Sawa’s peak performance came at an opportune time, providing a crucial lift for the Bruins (5-2) to beat the Cardinal (6-2), especially when several Bruins were suffering from physical ailments.
One of those gymnasts was freshman Jennifer Pinches. The combination of an illness and physical exertion from the previous apparatuses had pushed her to a breaking point; however, she fought on and finished her floor exercise routine.
While Pinches showed her teammates that they could count on her to perform even in a weakened condition, she learned that she, too, could count on her teammates.
“It was one of those days,” she said. “But I’m really proud of our team; we did so much better on the beam, and Sydney Sawa’s 10 on the floor. There were so many positives.”
Prior to the meet, Sawa’s floor routine was already generating some buzz amongst the Pauley Pavilion fans through its blend of vibrant dance moves, quirky music and near-perfect scores in past meets.
To cater to that intrigue, the team debuted a special feature video during the break after the meet’s first rotation. The giant screens in Pauley showcased several members of UCLA gymnastics attempting to reenact Sawa’s routine – complete with the original soundtrack.

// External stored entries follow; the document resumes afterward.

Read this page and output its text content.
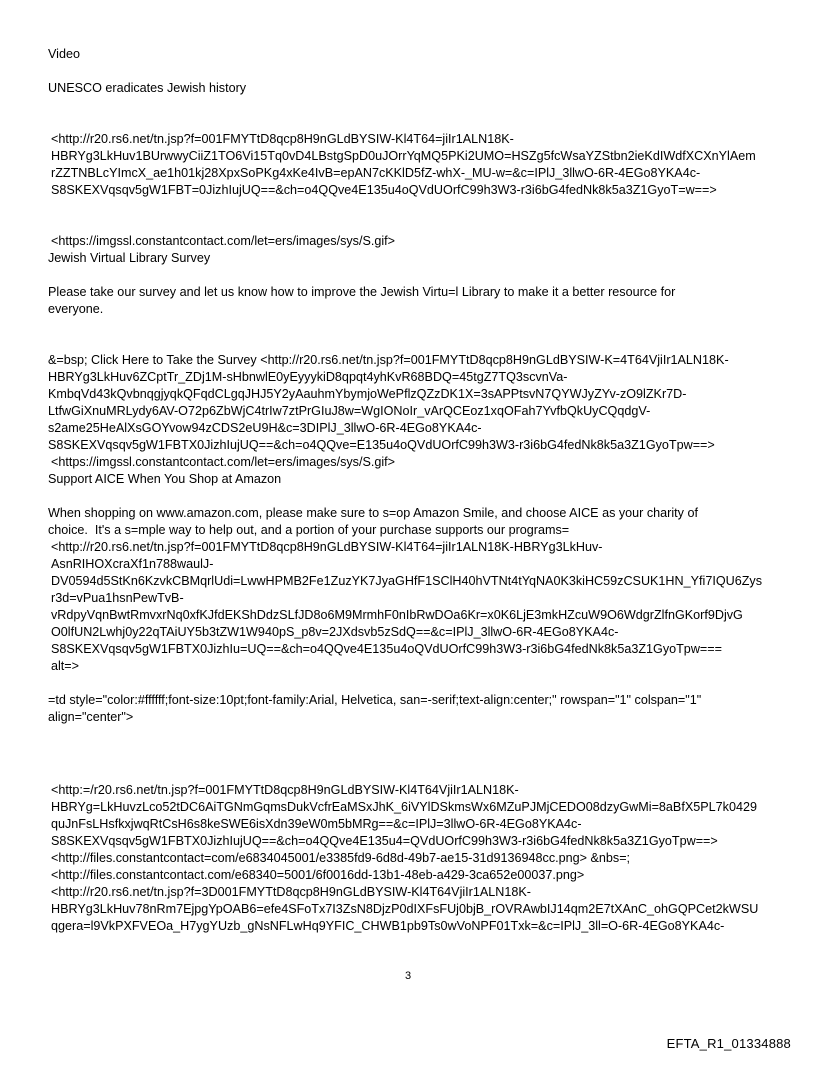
Video

UNESCO eradicates Jewish history

<http://r20.rs6.net/tn.jsp?f=001FMYTtD8qcp8H9nGLdBYSIW-Kl4T64=jiIr1ALN18K-
HBRYg3LkHuv1BUrwwyCiiZ1TO6Vi15Tq0vD4LBstgSpD0uJOrrYqMQ5PKi2UMO=HSZg5fcWsaYZStbn2ieKdIWdfXCXnYlAem
rZZTNBLcYImcX_ae1h01kj28XpxSoPKg4xKe4IvB=epAN7cKKlD5fZ-whX-_MU-w=&c=IPlJ_3llwO-6R-4EGo8YKA4c-
S8SKEXVqsqv5gW1FBT=0JizhIujUQ==&ch=o4QQve4E135u4oQVdUOrfC99h3W3-r3i6bG4fedNk8k5a3Z1GyoT=w==>

<https://imgssl.constantcontact.com/let=ers/images/sys/S.gif>

Jewish Virtual Library Survey

Please take our survey and let us know how to improve the Jewish Virtu=l Library to make it a better resource for
everyone.

&=bsp; Click Here to Take the Survey <http://r20.rs6.net/tn.jsp?f=001FMYTtD8qcp8H9nGLdBYSIW-K=4T64VjiIr1ALN18K-
HBRYg3LkHuv6ZCptTr_ZDj1M-sHbnwlE0yEyyykiD8qpqt4yhKvR68BDQ=45tgZ7TQ3scvnVa-
KmbqVd43kQvbnqgjyqkQFqdCLgqJHJ5Y2yAauhmYbymjoWePflzQZzDK1X=3sAPPtsvN7QYWJyZYv-zO9lZKr7D-
LtfwGiXnuMRLydy6AV-O72p6ZbWjC4trIw7ztPrGIuJ8w=WgIONoIr_vArQCEoz1xqOFah7YvfbQkUyCQqdgV-
s2ame25HeAlXsGOYvow94zCDS2eU9H&c=3DIPlJ_3llwO-6R-4EGo8YKA4c-
S8SKEXVqsqv5gW1FBTX0JizhIujUQ==&ch=o4QQve=E135u4oQVdUOrfC99h3W3-r3i6bG4fedNk8k5a3Z1GyoTpw==>

<https://imgssl.constantcontact.com/let=ers/images/sys/S.gif>

Support AICE When You Shop at Amazon

When shopping on www.amazon.com, please make sure to s=op Amazon Smile, and choose AICE as your charity of
choice.  It's a s=mple way to help out, and a portion of your purchase supports our programs=

<http://r20.rs6.net/tn.jsp?f=001FMYTtD8qcp8H9nGLdBYSIW-Kl4T64=jiIr1ALN18K-HBRYg3LkHuv-
AsnRIHOXcraXf1n788waulJ-
DV0594d5StKn6KzvkCBMqrlUdi=LwwHPMB2Fe1ZuzYK7JyaGHfF1SClH40hVTNt4tYqNA0K3kiHC59zCSUK1HN_Yfi7IQU6Zys
r3d=vPua1hsnPewTvB-
vRdpyVqnBwtRmvxrNq0xfKJfdEKShDdzSLfJD8o6M9MrmhF0nIbRwDOa6Kr=x0K6LjE3mkHZcuW9O6WdgrZlfnGKorf9DjvG
O0lfUN2Lwhj0y22qTAiUY5b3tZW1W940pS_p8v=2JXdsvb5zSdQ==&c=IPlJ_3llwO-6R-4EGo8YKA4c-
S8SKEXVqsqv5gW1FBTX0JizhIu=UQ==&ch=o4QQve4E135u4oQVdUOrfC99h3W3-r3i6bG4fedNk8k5a3Z1GyoTpw===
alt=>

=td style="color:#ffffff;font-size:10pt;font-family:Arial, Helvetica, san=-serif;text-align:center;" rowspan="1" colspan="1"
align="center">

<http:=/r20.rs6.net/tn.jsp?f=001FMYTtD8qcp8H9nGLdBYSIW-Kl4T64VjiIr1ALN18K-
HBRYg=LkHuvzLco52tDC6AiTGNmGqmsDukVcfrEaMSxJhK_6iVYlDSkmsWx6MZuPJMjCEDO08dzyGwMi=8aBfX5PL7k0429
quJnFsLHsfkxjwqRtCsH6s8keSWE6isXdn39eW0m5bMRg==&c=IPlJ=3llwO-6R-4EGo8YKA4c-
S8SKEXVqsqv5gW1FBTX0JizhIujUQ==&ch=o4QQve4E135u4=QVdUOrfC99h3W3-r3i6bG4fedNk8k5a3Z1GyoTpw==>
<http://files.constantcontact=com/e6834045001/e3385fd9-6d8d-49b7-ae15-31d9136948cc.png> &nbs=;
<http://files.constantcontact.com/e68340=5001/6f0016dd-13b1-48eb-a429-3ca652e00037.png>
<http://r20.rs6.net/tn.jsp?f=3D001FMYTtD8qcp8H9nGLdBYSIW-Kl4T64VjiIr1ALN18K-
HBRYg3LkHuv78nRm7EjpgYpOAB6=efe4SFoTx7I3ZsN8DjzP0dIXFsFUj0bjB_rOVRAwbIJ14qm2E7tXAnC_ohGQPCet2kWSU
qgera=l9VkPXFVEOa_H7ygYUzb_gNsNFLwHq9YFIC_CHWB1pb9Ts0wVoNPF01Txk=&c=IPlJ_3ll=O-6R-4EGo8YKA4c-

3
EFTA_R1_01334888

“They chose people who can’t really do that fast type of dancing,” said sophomore Danusia Francis, who starred in the video. “And they chose us to improvise (Sydney’s) routine. It was pretty funny. I thought, ‘I want a copy of that.’”
Their tongue-in-cheek interpretation was met with laughter from the crowd, reminding the audience that no one does Sawa’s routine like she does.
The reason why Sawa’s dance moves may be so difficult to mimic might be because coach Valorie Kondos Field tailored Sawa’s routine to fit her personality.
“She’s a real quirky, artsy type of girl, and I knew that I could get away with something really crazy with her,” Kondos Field said. “There aren’t that many people who can pull that off.”
When the percussive beats of “Rumble in the Jungle” by Zeds Dead blared through the Pauley speakers once again later during the night, the stage, this time, was Sawa’s alone. And she delivered.
The chants of “10” from the crowd were validated with congruence in the judges’ scores. The crowd erupted with the loudest cheers it produced all night, and the gymnast, who just got awarded a 10, was swarmed by her teammates.
So, what happens when Sawa fights a serpent?
“She obviously wins,” Francis said. “She got a 10.”